Haji Bukan Bentuk Paganisme


Setelah berbagai bentuk peribadatan yang tergabung dalam untaian suci Ramadhan dan Syawwal, tidak lama lagi gawe besar islam yang selanjutnya pun tiba. Agenda tahunan yang telah terencana secara matang, bahkan tidak sedikit negara muslim yang berinisiatif membentuk organisasi, yang bergerak khusus menangani acara tersebut. Ada yang tahu agenda apakah itu,,,, ?
Ya, benar! Tidak lain dan tidak bukan adalah “Haji”.

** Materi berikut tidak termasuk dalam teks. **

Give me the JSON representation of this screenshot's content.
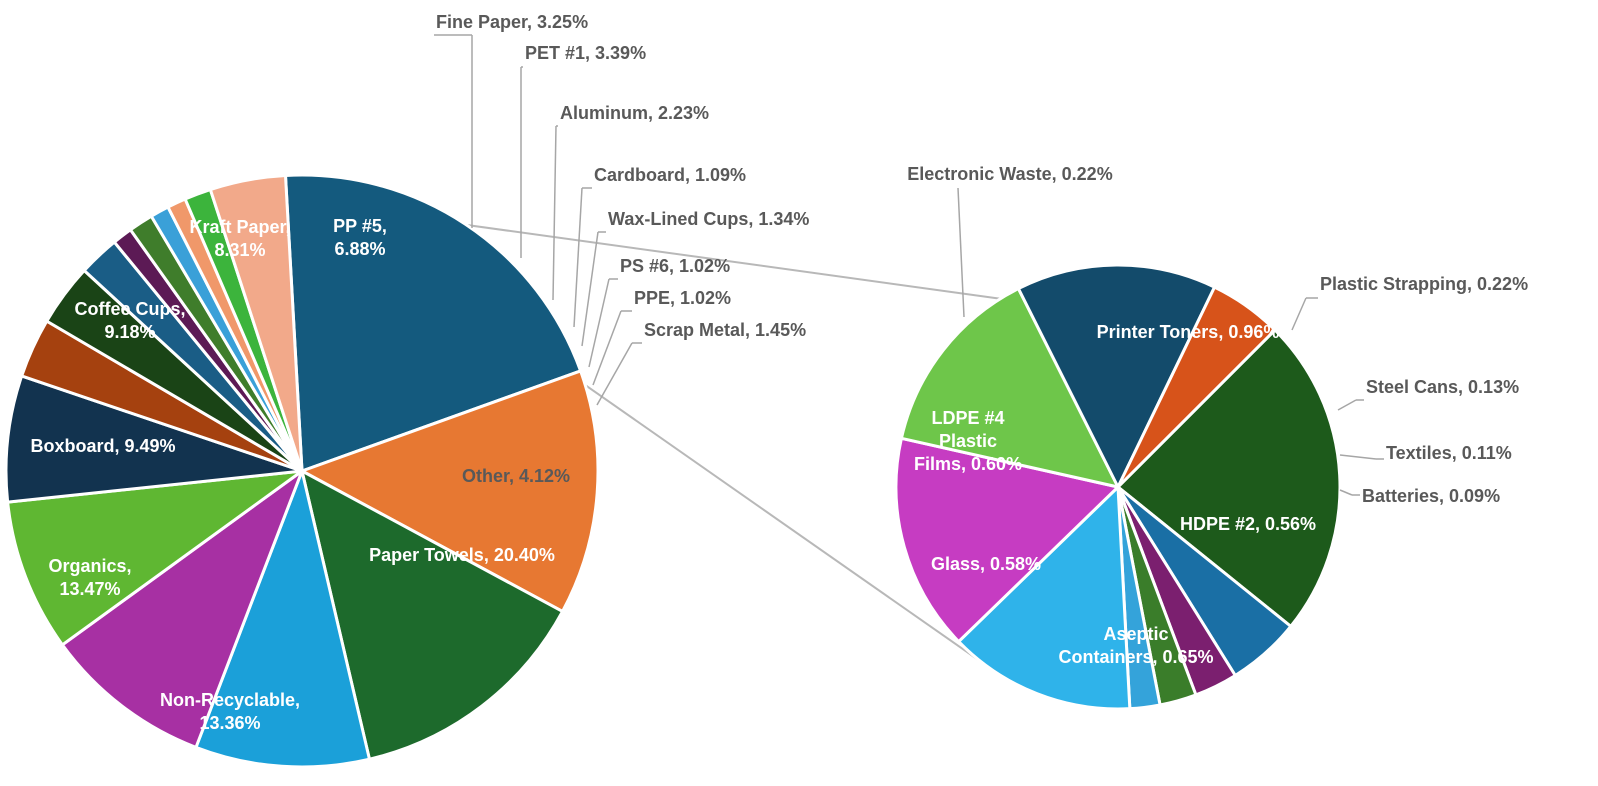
{
  "chart_data": {
    "type": "pie",
    "subtype": "pie-of-pie",
    "title": "",
    "primary": [
      {
        "label": "Paper Towels",
        "value": 20.4,
        "display": "Paper Towels, 20.40%",
        "color": "#145a7e",
        "text_inside": true
      },
      {
        "label": "Non-Recyclable",
        "value": 13.36,
        "display": "Non-Recyclable, 13.36%",
        "color": "#e77832",
        "text_inside": true
      },
      {
        "label": "Organics",
        "value": 13.47,
        "display": "Organics, 13.47%",
        "color": "#1d6a2c",
        "text_inside": true
      },
      {
        "label": "Boxboard",
        "value": 9.49,
        "display": "Boxboard, 9.49%",
        "color": "#1ba0d9",
        "text_inside": true
      },
      {
        "label": "Coffee Cups",
        "value": 9.18,
        "display": "Coffee Cups, 9.18%",
        "color": "#a730a3",
        "text_inside": true
      },
      {
        "label": "Kraft Paper",
        "value": 8.31,
        "display": "Kraft Paper, 8.31%",
        "color": "#5fb732",
        "text_inside": true
      },
      {
        "label": "PP #5",
        "value": 6.88,
        "display": "PP #5, 6.88%",
        "color": "#12334f",
        "text_inside": true
      },
      {
        "label": "Fine Paper",
        "value": 3.25,
        "display": "Fine Paper, 3.25%",
        "color": "#a5410f",
        "text_inside": false
      },
      {
        "label": "PET #1",
        "value": 3.39,
        "display": "PET #1, 3.39%",
        "color": "#1a4416",
        "text_inside": false
      },
      {
        "label": "Aluminum",
        "value": 2.23,
        "display": "Aluminum, 2.23%",
        "color": "#1a5d86",
        "text_inside": false
      },
      {
        "label": "Cardboard",
        "value": 1.09,
        "display": "Cardboard, 1.09%",
        "color": "#5c1a55",
        "text_inside": false
      },
      {
        "label": "Wax-Lined Cups",
        "value": 1.34,
        "display": "Wax-Lined Cups, 1.34%",
        "color": "#3f7d2b",
        "text_inside": false
      },
      {
        "label": "PS #6",
        "value": 1.02,
        "display": "PS #6, 1.02%",
        "color": "#3aa0d8",
        "text_inside": false
      },
      {
        "label": "PPE",
        "value": 1.02,
        "display": "PPE, 1.02%",
        "color": "#f0986a",
        "text_inside": false
      },
      {
        "label": "Scrap Metal",
        "value": 1.45,
        "display": "Scrap Metal, 1.45%",
        "color": "#3cb43c",
        "text_inside": false
      },
      {
        "label": "Other",
        "value": 4.12,
        "display": "Other, 4.12%",
        "color": "#f2a98a",
        "text_inside": true
      }
    ],
    "secondary": [
      {
        "label": "Printer Toners",
        "value": 0.96,
        "display": "Printer Toners, 0.96%",
        "color": "#1d5a1b",
        "text_inside": true
      },
      {
        "label": "Plastic Strapping",
        "value": 0.22,
        "display": "Plastic Strapping, 0.22%",
        "color": "#1a6fa5",
        "text_inside": false
      },
      {
        "label": "Steel Cans",
        "value": 0.13,
        "display": "Steel Cans, 0.13%",
        "color": "#7b1f6f",
        "text_inside": false
      },
      {
        "label": "Textiles",
        "value": 0.11,
        "display": "Textiles, 0.11%",
        "color": "#3a7d2a",
        "text_inside": false
      },
      {
        "label": "Batteries",
        "value": 0.09,
        "display": "Batteries, 0.09%",
        "color": "#34a3da",
        "text_inside": false
      },
      {
        "label": "HDPE #2",
        "value": 0.56,
        "display": "HDPE #2, 0.56%",
        "color": "#2fb3ea",
        "text_inside": true
      },
      {
        "label": "Aseptic Containers",
        "value": 0.65,
        "display": "Aseptic Containers, 0.65%",
        "color": "#c63cc2",
        "text_inside": true
      },
      {
        "label": "Glass",
        "value": 0.58,
        "display": "Glass, 0.58%",
        "color": "#6ec64a",
        "text_inside": true
      },
      {
        "label": "LDPE #4 Plastic Films",
        "value": 0.6,
        "display": "LDPE #4 Plastic Films, 0.60%",
        "color": "#134b6b",
        "text_inside": true
      },
      {
        "label": "Electronic Waste",
        "value": 0.22,
        "display": "Electronic Waste, 0.22%",
        "color": "#d7531a",
        "text_inside": false
      }
    ],
    "legend": "none"
  }
}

Sebagai umat islam tulen, tentunya “Haji” bukanlah hal yang asing bagi kita. Meski mayoritas belum pernah menjalani, namun setidaknya melalui fasilitas media canggih masa kini, bisa cetak ataupun elektronika audiovisual semacam tv, gambaran umum mengenai realisasi dari pelaksanaan haji sudah dapat dikantongi. Di samping itu, penjelasan tentang haji pun biasanya diterangkan dengan panjang lebar oleh para tokoh agama di daerah kita, terutama yang pernah melaksanakan ibadah haji.
Sekilas Haji
Haji secara harfiah bermakna menyengaja.   Sedangkan secara syara’, haji berarti menyengaja berkunjung ke Baitullah dengan tujuan untuk beribadah kepada Allah SWT. Dalam sistematika rukun islam, haji termasuk rukun terakhir yang diwajibkan bagi umat islam. Namun perlu diperhatikan, bahwa beban taklifi yang terakhir ini baru akan diembankan kepada seseorang yang telah memenuhi syarat-syarat wajib haji yang jumlahnya ada 7. Diantaranya adalah beragama islam, baligh, berakal (sehat jasmani/rohani), memiliki kendaran (bagi orang yang jauh dari tanah haram lebih dari 2 marhalah), dan didukung dengan situasi lingkungan yang aman. Selain paparan syarat wajib tersebut, dalam haji pun ditentukan rukun-rukun yang akrab kita kenal dengan sebutan rukun haji. Diantaranya ada 4, yaitu ihram sembari niat haji, wukuf di tanah Arafah, thawaf di Baitullah, dan sa’i/lari-lari kecil antara bukit Shafa dan Marwah. Itulah haji, amalan sakral yang kian waktu kian digandrungi oleh umat muslim seluruh dunia.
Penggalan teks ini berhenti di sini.